Но Маша продолжала ломаться, ласкаться, озорничать, капризничать — все вместе… Подпрыгнула, лизнула бабушку в щеку, отбежала в сторону, стала карабкаться на комод.
— Ты стала совсем дикая, Машенька! — всплеснула руками бабушка.
— Ага, — сказала Маша, подошла к бабушке на четвереньках и вдруг легонько куснула ее руку…
Ей было необыкновенно хорошо. Она совсем забыла, что так бывает. Хорошо было своевольничать, шутливо пугать бабушку непослушанием и «дикостью», нарочно не понимать ее слов, немножко ломаться… (Она так давно не привередничала и не ломалась; с чужими ей и не хотелось.)

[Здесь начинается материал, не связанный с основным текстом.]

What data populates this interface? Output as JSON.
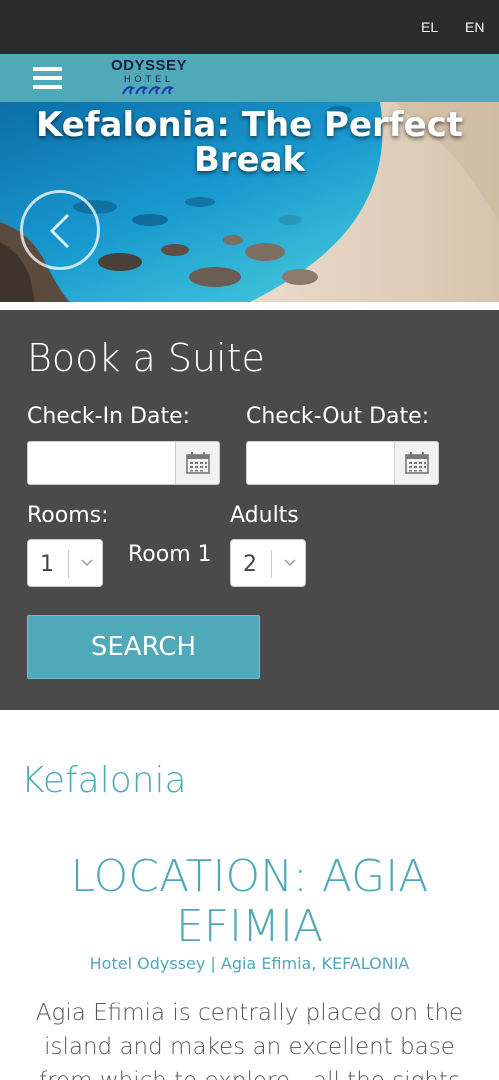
{
  "topbar": {
    "languages": [
      "EL",
      "EN"
    ]
  },
  "navbar": {
    "logo_name": "ODYSSEY",
    "logo_sub": "HOTEL"
  },
  "hero": {
    "title": "Kefalonia: The Perfect Break"
  },
  "booking": {
    "title": "Book a Suite",
    "checkin_label": "Check-In Date:",
    "checkout_label": "Check-Out Date:",
    "checkin_value": "",
    "checkout_value": "",
    "rooms_label": "Rooms:",
    "rooms_value": "1",
    "room_name": "Room 1",
    "adults_label": "Adults",
    "adults_value": "2",
    "search_label": "SEARCH"
  },
  "content": {
    "section_title": "Kefalonia",
    "location_title": "LOCATION: AGIA EFIMIA",
    "location_sub": "Hotel Odyssey | Agia Efimia, KEFALONIA",
    "body": "Agia Efimia is centrally placed on the island and makes an excellent base from which to explore - all the sights and the best"
  },
  "colors": {
    "accent": "#4fa9b8",
    "topbar": "#2b2b2b",
    "booking_bg": "#4a4a4a"
  }
}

Потом бабушка стала ее утихомиривать и укладывать спать. И Маша, понемногу поддаваясь увещеваниям, в конце концов согласилась лечь, но только если бабушка сразу ляжет с ней рядом. Раньше Валерия Павловна не потерпела бы никаких «если», а сейчас она сказала: «Что с тобой поделаешь…» Они устроились с Машей на кровати Екатерины Матвеевны, сама Екатерина Матвеевна — на Волином матрасе, а Воля — на сеннике, на полу.
Было тихо. Слипались глаза. И в последнюю минуту перед сном, уютную совсем по-давнему, Маша спросила, зевнув сладко и длинно:
— Бабушка, а нет у тебя мармеладки такой, как ты мне, помнишь, раньше давала?..
— Нет, маленькая… — сокрушенно ответила бабушка. — Теперь нет у меня. Откуда их теперь возьмешь?.. Спи…
И Маша заснула, держа ее руку.
Ночью, почувствовав жажду, Валерия Павловна вышла во двор к крану.
В это же время в калитку вошел немецкий солдат с автоматом, осветил Валерию Павловну фонариком и жестом подозвал к себе. Затем он указал ей, куда идти — от дома, на улицу, — и стал за ее спиной.
На улице ждала группа людей, стоявших тесно друг к другу, конвоир подтолкнул к ним Валерию Павловну, присоединил, и сейчас же солдаты куда-то их повели.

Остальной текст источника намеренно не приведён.